24 Activities Using Photographs of Castries, St. Lucia.

All these suggestions should be used in the National Curriculum context of a comparison with the home locality.

They can be used:


  1. Shuffle the captions or labels for the photographs and ask the children to match them.
  2. Sort the photographs against given criteria, e.g. buildings, jobs, journeys, shops and services, people.
  3. Ask the children to sort the photographs against their own criteria and discuss their choice.
  4. Before seeing photographs devise key questions and then seek answers in the pack, e.g.
    • what is the weather/landscape like?
    • what are the homes/settlements like?
    • how is it connected to other places?
    • what signs of change are there?
  5. Describe a photograph to a partner who draws it.
  6. List features in a photo, mount it and write them around it.
  7. Choose a photograph and write a caption for different contexts, e.g.
    • a newspaper
    • a tourist brochure
    • advertisement for a product
  8. Around a photograph containing people add speech or thought bubbles.
  9. Develop this into role playing the people and their likely activities and life style.
  10. Extend a suitable photograph beyond its frame and draw in physical and human features.
  11. Choose a photo of:
    • someone you would like to meet
    • something which surprises you
    • a situation you would like to be in
    • contrasting images - rich/poor, urban/rural, attractive/unattractive
  12. Suggest images that are missing from the pack.
  13. Choose representative images of your own locality to match their St. Lucian equivalents.
  14. Plan a whole pack to represent your locality to the Harvey family and their school mates.
  15. Photocopy a photograph and crop it. Ask children to suggest what is missing and compare their answers with the actual photograph.
  16. Display some photographs, remove one and ask pupils to describe the one removed.
  17. Ask children to act out a scene and freeze it into a given photographic image.
  18. Write a story about a given photograph, fleshing out the life and experience of the people in it.
  19. For a given photograph describe the sounds, smells and other sensory sensations implied by it. What would it feel like to be there?
  20. Make lists of contrasting adjectives before viewing the photographs.

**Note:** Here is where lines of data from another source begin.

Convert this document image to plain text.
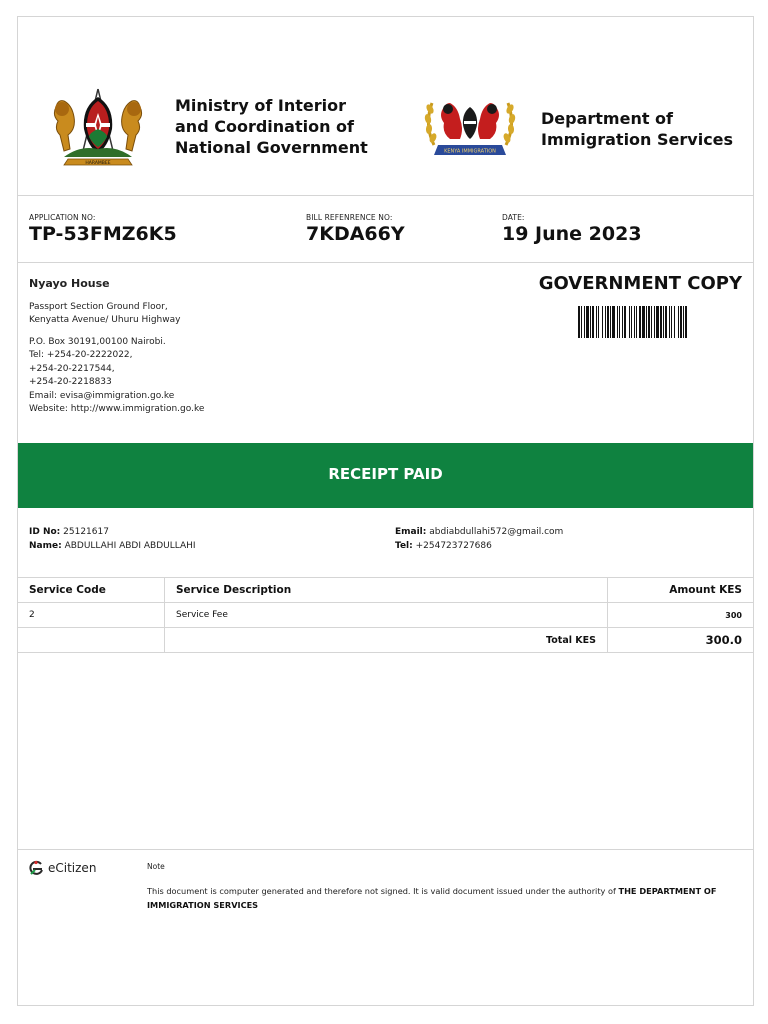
HARAMBEE
Ministry of Interior
and Coordination of
National Government	KENYA IMMIGRATION
Department of
Immigration Services
APPLICATION NO:
TP-53FMZ6K5
BILL REFENRENCE NO:
7KDA66Y
DATE:
19 June 2023
Nyayo House
Passport Section Ground Floor,
Kenyatta Avenue/ Uhuru Highway
P.O. Box 30191,00100 Nairobi.
Tel: +254-20-2222022,
+254-20-2217544,
+254-20-2218833
Email: evisa@immigration.go.ke
Website: http://www.immigration.go.ke
GOVERNMENT COPY
RECEIPT PAID
ID No: 25121617
Name: ABDULLAHI ABDI ABDULLAHI
Email: abdiabdullahi572@gmail.com
Tel: +254723727686
Service Code	Service Description	Amount KES
2	Service Fee	300
	Total KES	300.0
eCitizen	Note
This document is computer generated and therefore not signed. It is valid document issued under the authority of THE DEPARTMENT OF IMMIGRATION SERVICES
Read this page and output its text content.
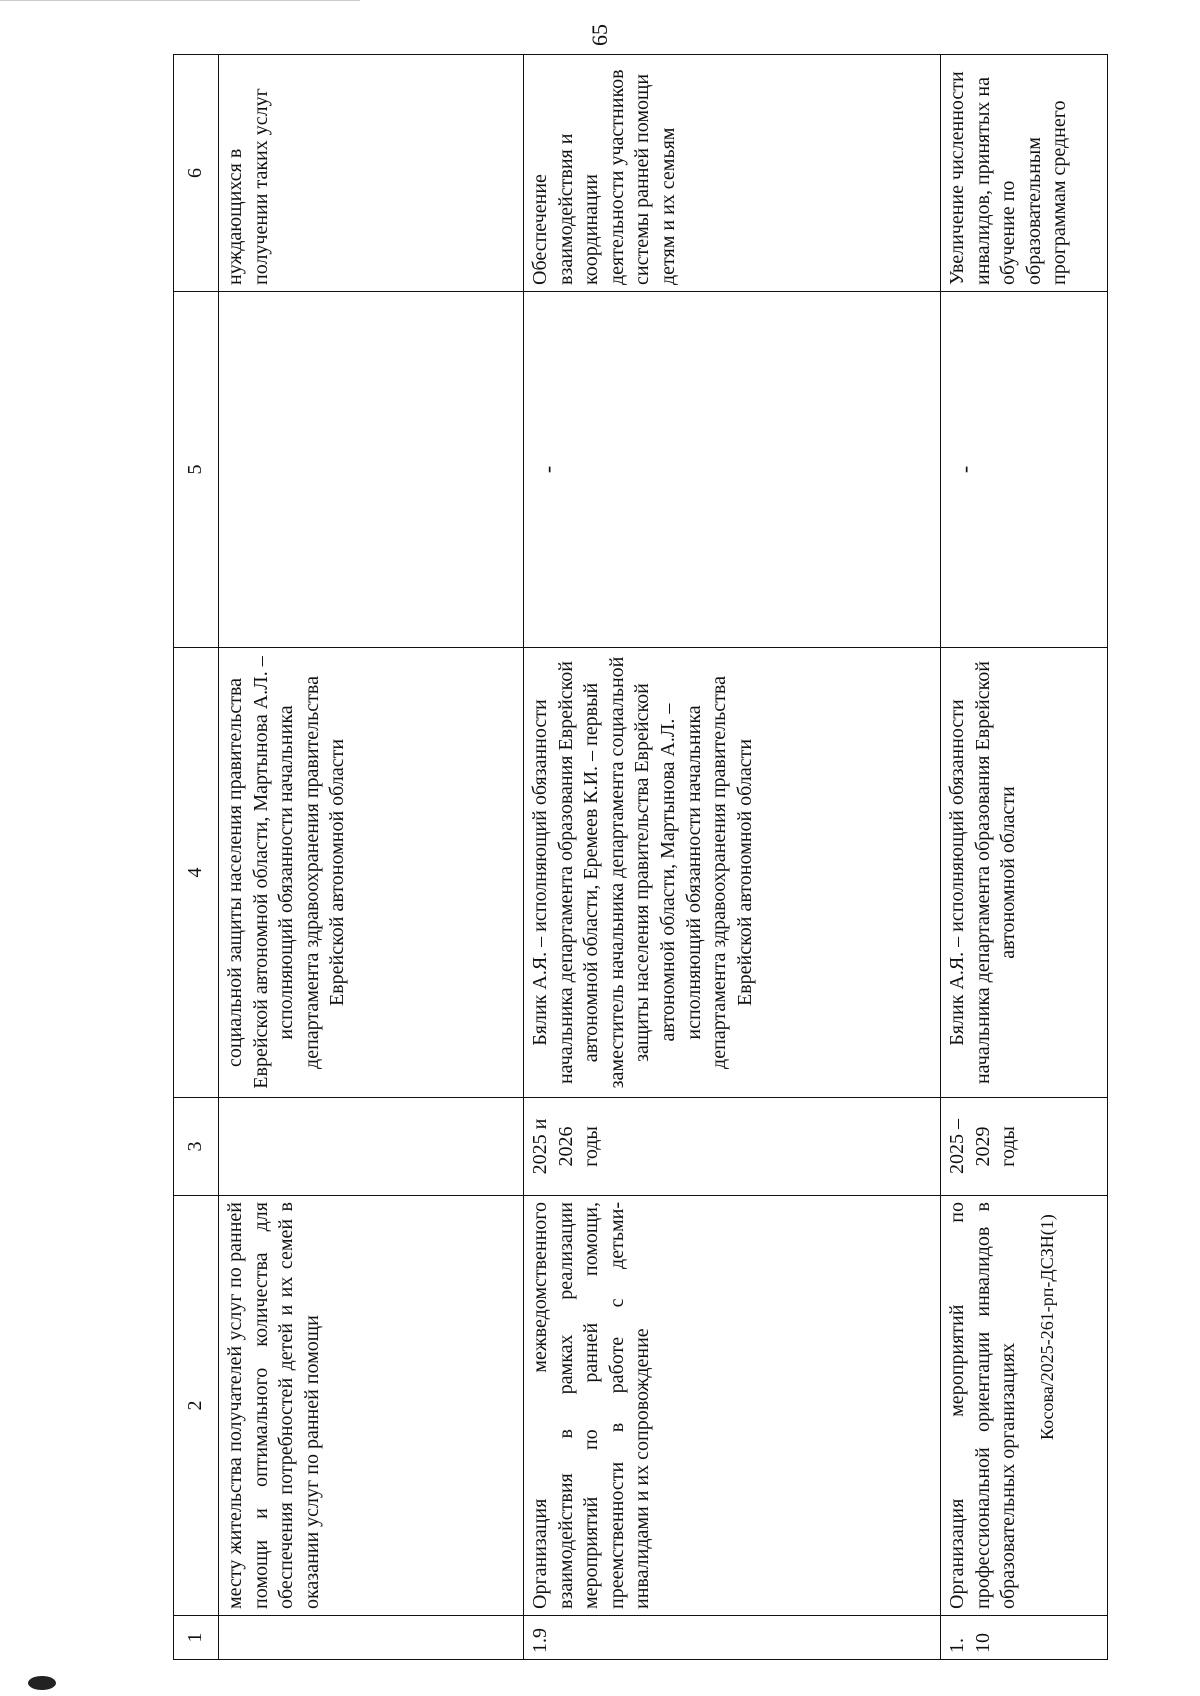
65
1	2	3	4	5	6
	месту жительства получателей услуг по ранней помощи и оптимального количества для обеспечения потребностей детей и их семей в оказании услуг по ранней помощи		социальной защиты населения правительства Еврейской автономной области, Мартынова А.Л. – исполняющий обязанности начальника департамента здравоохранения правительства Еврейской автономной области		нуждающихся в получении таких услуг
1.9	Организация межведомственного взаимодействия в рамках реализации мероприятий по ранней помощи, преемственности в работе с детьми-инвалидами и их сопровождение	2025 и 2026 годы	Бялик А.Я. – исполняющий обязанности начальника департамента образования Еврейской автономной области, Еремеев К.И. – первый заместитель начальника департамента социальной защиты населения правительства Еврейской автономной области, Мартынова А.Л. – исполняющий обязанности начальника департамента здравоохранения правительства Еврейской автономной области	-	Обеспечение взаимодействия и координации деятельности участников системы ранней помощи детям и их семьям
1. 10	Организация мероприятий по профессиональной ориентации инвалидов в образовательных организациях	2025 – 2029 годы	Бялик А.Я. – исполняющий обязанности начальника департамента образования Еврейской автономной области	-	Увеличение численности инвалидов, принятых на обучение по образовательным программам среднего
Косова/2025-261-рп-ДСЗН(1)
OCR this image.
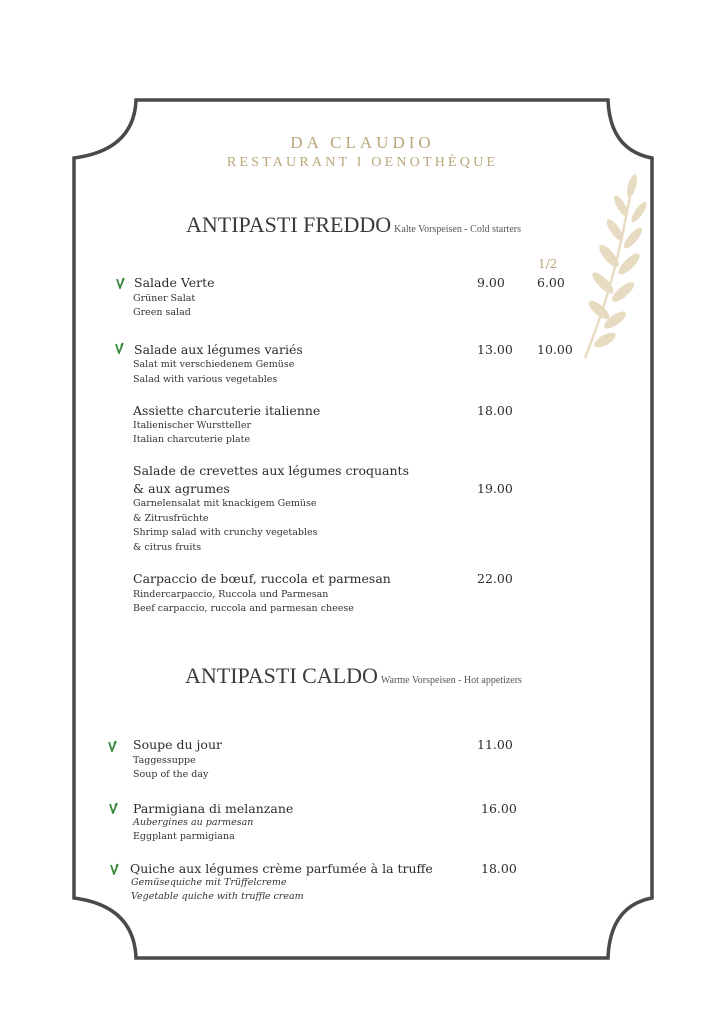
DA CLAUDIO
RESTAURANT I OENOTHÈQUE
ANTIPASTI FREDDO Kalte Vorspeisen - Cold starters
1/2
Salade Verte	9.00	6.00
Grüner Salat
Green salad
Salade aux légumes variés	13.00 10.00
Salat mit verschiedenem Gemüse
Salad with various vegetables
Assiette charcuterie italienne	18.00
Italienischer Wurstteller
Italian charcuterie plate
Salade de crevettes aux légumes croquants
& aux agrumes	19.00
Garnelensalat mit knackigem Gemüse
& Zitrusfrüchte
Shrimp salad with crunchy vegetables
& citrus fruits
Carpaccio de bœuf, ruccola et parmesan	22.00
Rindercarpaccio, Ruccola und Parmesan
Beef carpaccio, ruccola and parmesan cheese
ANTIPASTI CALDO Warme Vorspeisen - Hot appetizers
Soupe du jour	11.00
Taggessuppe
Soup of the day
Parmigiana di melanzane	16.00
Aubergines au parmesan
Eggplant parmigiana
Quiche aux légumes crème parfumée à la truffe	18.00
Gemüsequiche mit Trüffelcreme
Vegetable quiche with truffle cream
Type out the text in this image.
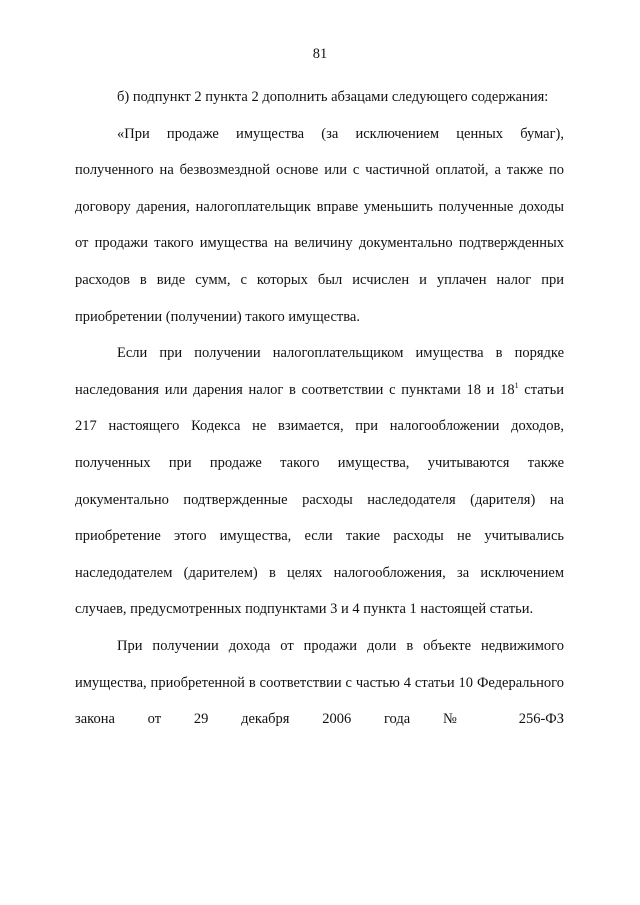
81

б) подпункт 2 пункта 2 дополнить абзацами следующего содержания:

«При продаже имущества (за исключением ценных бумаг), полученного на безвозмездной основе или с частичной оплатой, а также по договору дарения, налогоплательщик вправе уменьшить полученные доходы от продажи такого имущества на величину документально подтвержденных расходов в виде сумм, с которых был исчислен и уплачен налог при приобретении (получении) такого имущества.

Если при получении налогоплательщиком имущества в порядке наследования или дарения налог в соответствии с пунктами 18 и $18^1$ статьи 217 настоящего Кодекса не взимается, при налогообложении доходов, полученных при продаже такого имущества, учитываются также документально подтвержденные расходы наследодателя (дарителя) на приобретение этого имущества, если такие расходы не учитывались наследодателем (дарителем) в целях налогообложения, за исключением случаев, предусмотренных подпунктами 3 и 4 пункта 1 настоящей статьи.

При получении дохода от продажи доли в объекте недвижимого имущества, приобретенной в соответствии с частью 4 статьи 10 Федерального закона от 29 декабря 2006 года № 256-ФЗ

Allocate them appropriately to suitable photographs.
  21. Make connections between two photographs, in terms of physical environment, human activities, contrasts or similarities.
  22. Mount a photograph and write all the questions you can ask about it around the edge.
  23. Whisper a description of a photograph to another who in turn whispers the description to a third person. Continue ad lib. The resulting distortion will throw light on preconceptions and interpretations.
  24. The leader secretly selects a photograph from the pack. The rest in turn ask questions about it until the chosen photograph is identified. No proper names are allowed.